14ème législature

Question N° 72145
de M. Fernand Siré (Les Républicains - Pyrénées-Orientales )
Question écrite
Ministère interrogé > Éducation nationale, enseignement supérieur et recherche
Ministère attributaire > Éducation nationale, enseignement supérieur et recherche

Rubrique > enseignement technique et professionnel

Tête d'analyse > hôtellerie

Analyse > produits alimentaires. utilisation.
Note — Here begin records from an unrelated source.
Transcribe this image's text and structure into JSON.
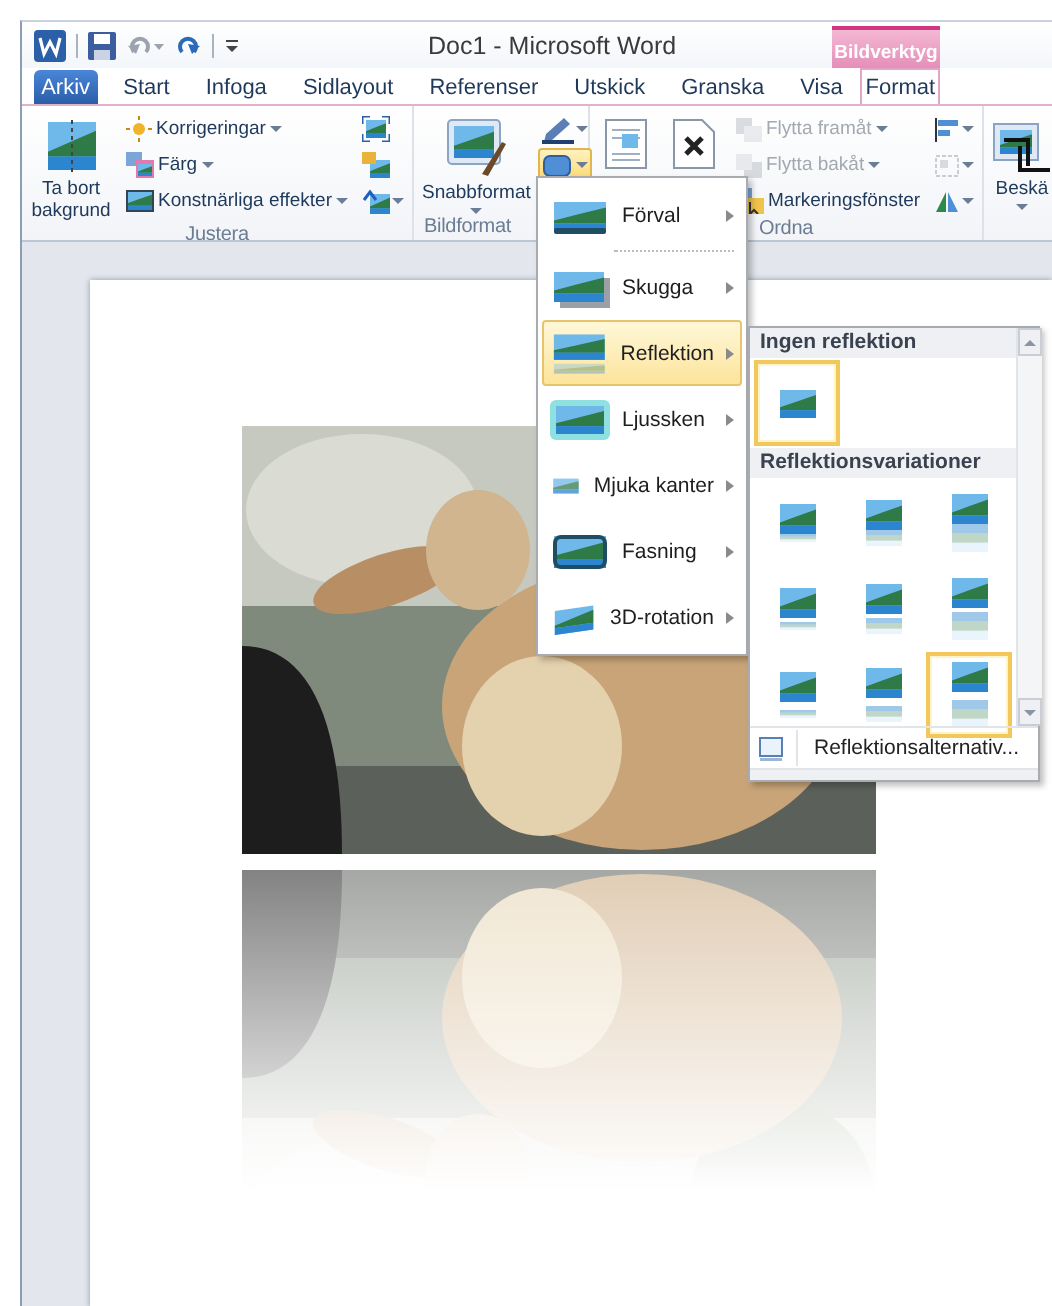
{
  "window": {
    "title": "Doc1 - Microsoft Word",
    "context_label": "Bildverktyg"
  },
  "tabs": [
    {
      "label": "Arkiv",
      "kind": "file",
      "selected": false
    },
    {
      "label": "Start",
      "kind": "normal",
      "selected": false
    },
    {
      "label": "Infoga",
      "kind": "normal",
      "selected": false
    },
    {
      "label": "Sidlayout",
      "kind": "normal",
      "selected": false
    },
    {
      "label": "Referenser",
      "kind": "normal",
      "selected": false
    },
    {
      "label": "Utskick",
      "kind": "normal",
      "selected": false
    },
    {
      "label": "Granska",
      "kind": "normal",
      "selected": false
    },
    {
      "label": "Visa",
      "kind": "normal",
      "selected": false
    },
    {
      "label": "Format",
      "kind": "context",
      "selected": true
    }
  ],
  "ribbon": [
    {
      "label": "Justera",
      "columns": [
        [
          {
            "kind": "large",
            "label": "Ta bort bakgrund",
            "dropdown": false,
            "disabled": false
          }
        ],
        [
          {
            "kind": "small",
            "label": "Korrigeringar",
            "dropdown": true,
            "disabled": false
          },
          {
            "kind": "small",
            "label": "Färg",
            "dropdown": true,
            "disabled": false
          },
          {
            "kind": "small",
            "label": "Konstnärliga effekter",
            "dropdown": true,
            "disabled": false
          }
        ],
        [
          {
            "kind": "icon",
            "dropdown": false,
            "disabled": false
          },
          {
            "kind": "icon",
            "dropdown": false,
            "disabled": false
          },
          {
            "kind": "icon",
            "dropdown": true,
            "disabled": false
          }
        ]
      ]
    },
    {
      "label": "Bildformat",
      "columns": [
        [
          {
            "kind": "large",
            "label": "Snabbformat",
            "dropdown": true,
            "disabled": false
          }
        ],
        [
          {
            "kind": "icon",
            "dropdown": true,
            "disabled": false,
            "active": false
          },
          {
            "kind": "icon",
            "dropdown": true,
            "disabled": false,
            "active": true
          }
        ]
      ]
    },
    {
      "label": "Ordna",
      "columns": [
        [
          {
            "kind": "large",
            "dropdown": false,
            "disabled": false
          }
        ],
        [
          {
            "kind": "large",
            "dropdown": false,
            "disabled": false
          }
        ],
        [
          {
            "kind": "small",
            "label": "Flytta framåt",
            "dropdown": true,
            "disabled": true
          },
          {
            "kind": "small",
            "label": "Flytta bakåt",
            "dropdown": true,
            "disabled": true
          },
          {
            "kind": "small",
            "label": "Markeringsfönster",
            "dropdown": false,
            "disabled": false
          }
        ],
        [
          {
            "kind": "icon",
            "dropdown": true,
            "disabled": false
          },
          {
            "kind": "icon",
            "dropdown": true,
            "disabled": true
          },
          {
            "kind": "icon",
            "dropdown": true,
            "disabled": false
          }
        ]
      ]
    },
    {
      "columns": [
        [
          {
            "kind": "large",
            "label": "Beskä",
            "dropdown": true,
            "disabled": false
          }
        ]
      ]
    }
  ],
  "menu": {
    "items": [
      {
        "label": "Förval",
        "selected": false,
        "separator_after": true
      },
      {
        "label": "Skugga",
        "selected": false,
        "separator_after": false
      },
      {
        "label": "Reflektion",
        "selected": true,
        "separator_after": false
      },
      {
        "label": "Ljussken",
        "selected": false,
        "separator_after": false
      },
      {
        "label": "Mjuka kanter",
        "selected": false,
        "separator_after": false
      },
      {
        "label": "Fasning",
        "selected": false,
        "separator_after": false
      },
      {
        "label": "3D-rotation",
        "selected": false,
        "separator_after": false
      }
    ]
  },
  "gallery": {
    "sections": [
      {
        "title": "Ingen reflektion",
        "kind": "none",
        "items": [
          {
            "selected": true
          }
        ]
      },
      {
        "title": "Reflektionsvariationer",
        "kind": "variations",
        "items": [
          {
            "selected": false
          },
          {
            "selected": false
          },
          {
            "selected": false
          },
          {
            "selected": false
          },
          {
            "selected": false
          },
          {
            "selected": false
          },
          {
            "selected": false
          },
          {
            "selected": false
          },
          {
            "selected": true
          }
        ]
      }
    ],
    "footer": "Reflektionsalternativ..."
  },
  "document": {
    "image": {
      "kind": "picture",
      "reflection": true
    }
  }
}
Question publiée au JO le : 30/12/2014 page : 10793
Date de changement d'attribution: 07/12/2016
Date de renouvellement: 21/03/2017

Texte de la question

M. Fernand Siré appelle l'attention de Mme la ministre de l'éducation nationale, de l'enseignement supérieur et de la recherche sur les absurdités en matière de formation professionnelle. En effet alors que les députés défendent le « fait maison » dans les restaurants, les écoles hôtelières travaillent en grande majorité avec des produits industriels et non du frais. Les professeurs de cuisine le regrettent mais disent être obligés d'habituer leurs élèves à ce type de produits avec lesquels ils seront amenés à travailler. Ainsi, des cours sont dispensés aux élèves afin de leur apprendre à réaliser des plats à partir de « produits alimentaires intermédiaires », ce qui signifie « produits industriels ». Alors que la gastronomie française a été classée au patrimoine mondial de l'Unesco, l'apprentissage de la cuisine à partir de produits élaborés est au programme officiel des écoles hôtelières. Alors que le Parlement vient d'adopter une mesure visant à encourager le « fait maison » dans la restauration, mesure qu'il a portée depuis plusieurs années, on maintient ce type d'apprentissage. On est en pleine hypocrisie. On trouve dans les cuisines de ces établissements scolaires, des fonds de sauce en poudre, des mousses au chocolat industrielles, des jaunes d'œufs préparés en bouteille. On apprend aux élèves à travailler des œufs cuits sous vide afin de leur donner une forme traditionnelle. N'est-ce pas une manière de décourager nos jeunes dont la vocation était de cuisiner ? Aussi il souhaiterait savoir comment nous allons perpétuer notre savoir-faire gastronomique si on laisse de tels apprentissages dans les programmes. Par ailleurs, les professeurs en cuisine qu'il a rencontrés lors de la visite qu'il a effectuée du lycée hôtelier Léon Blum de Perpignan lui ont signalé que le personnel des lycées professionnels n'était pas formé pour la réception des denrées alimentaires, qui peuvent alors être endommagées, ce qui est préjudiciable pour la formation des élèves. Il aimerait donc savoir si des mesures peuvent être prises afin de remédier à cette difficulté.